Xu Qinneng, Gel Yulia R, Ramirez Ramirez L Leticia, Nezafati Kusha, Zhang Qingpeng, Tsui Kwok-Leung
City University of Hong Kong, Hong Kong SAR, China.
University of Texas at Dallas, Dallas, United States of America.
PLoS One. 2017 May 2;12(5):e0176690. doi: 10.1371/journal.pone.0176690. eCollection 2017.
The objective of this study is to investigate predictive utility of online social media and web search queries, particularly, Google search data, to forecast new cases of influenza-like-illness (ILI) in general outpatient clinics (GOPC) in Hong Kong. To mitigate the impact of sensitivity to self-excitement (i.e., fickle media interest) and other artifacts of online social media data, in our approach we fuse multiple offline and online data sources.
Four individual models: generalized linear model (GLM), least absolute shrinkage and selection operator (LASSO), autoregressive integrated moving average (ARIMA), and deep learning (DL) with Feedforward Neural Networks (FNN) are employed to forecast ILI-GOPC both one week and two weeks in advance. The covariates include Google search queries, meteorological data, and previously recorded offline ILI. To our knowledge, this is the first study that introduces deep learning methodology into surveillance of infectious diseases and investigates its predictive utility. Furthermore, to exploit the strength from each individual forecasting models, we use statistical model fusion, using Bayesian model averaging (BMA), which allows a systematic integration of multiple forecast scenarios. For each model, an adaptive approach is used to capture the recent relationship between ILI and covariates.
DL with FNN appears to deliver the most competitive predictive performance among the four considered individual models. Combing all four models in a comprehensive BMA framework allows to further improve such predictive evaluation metrics as root mean squared error (RMSE) and mean absolute predictive error (MAPE). Nevertheless, DL with FNN remains the preferred method for predicting locations of influenza peaks.

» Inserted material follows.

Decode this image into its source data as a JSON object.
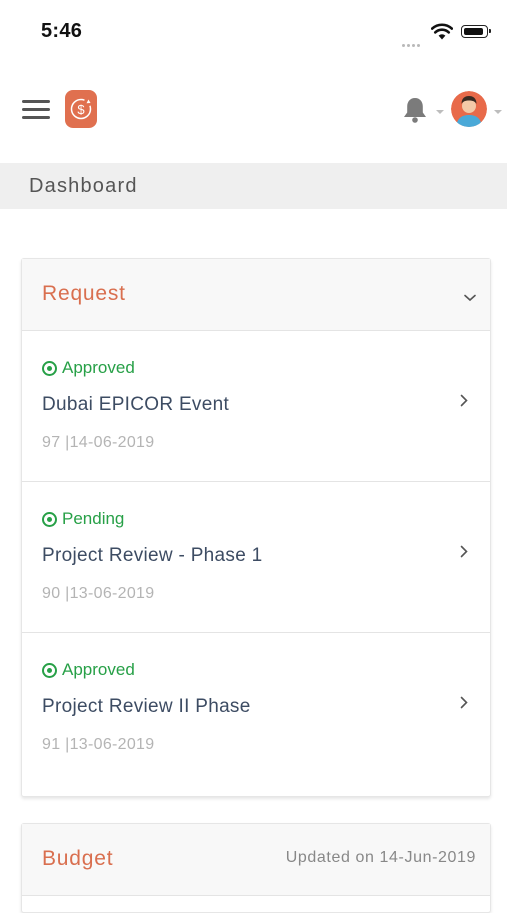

The proposed approach can be viewed a feasible alternative to forecast ILI in Hong Kong or other countries where ILI has no constant seasonal trend and influenza data resources are limited. The proposed methodology is easily tractable and computationally efficient.
本研究的目的是调查在线社交媒体和网络搜索查询,特别是谷歌搜索数据,对香港普通门诊诊所(GOPC)流感样疾病(ILI)新病例的预测效用。为了减轻对自我兴奋(即多变的媒体兴趣)的敏感性以及在线社交媒体数据的其他人为因素的影响,我们在方法中融合了多个离线和在线数据源。
采用四个单独的模型:广义线性模型(GLM)、最小绝对收缩和选择算子(LASSO)、自回归积分移动平均(ARIMA)以及带有前馈神经网络(FNN)的深度学习(DL),提前一周和两周预测ILI-GOPC。协变量包括谷歌搜索查询、气象数据以及先前记录的离线ILI。据我们所知,这是第一项将深度学习方法引入传染病监测并研究其预测效用的研究。此外,为了利用每个单独预测模型的优势,我们使用统计模型融合,采用贝叶斯模型平均(BMA),它允许对多个预测情景进行系统整合。对于每个模型,采用自适应方法来捕捉ILI与协变量之间的近期关系。
在四个考虑的单独模型中,带有FNN的DL似乎具有最具竞争力的预测性能。在一个全面的BMA框架中结合所有四个模型,可以进一步改善诸如均方根误差(RMSE)和平均绝对预测误差(MAPE)等预测评估指标。然而,带有FNN的DL仍然是预测流感高峰位置的首选方法。
所提出的方法可以被视为在香港或其他ILI没有恒定季节性趋势且流感数据资源有限的国家预测ILI的一种可行替代方法。所提出的方法易于处理且计算效率高。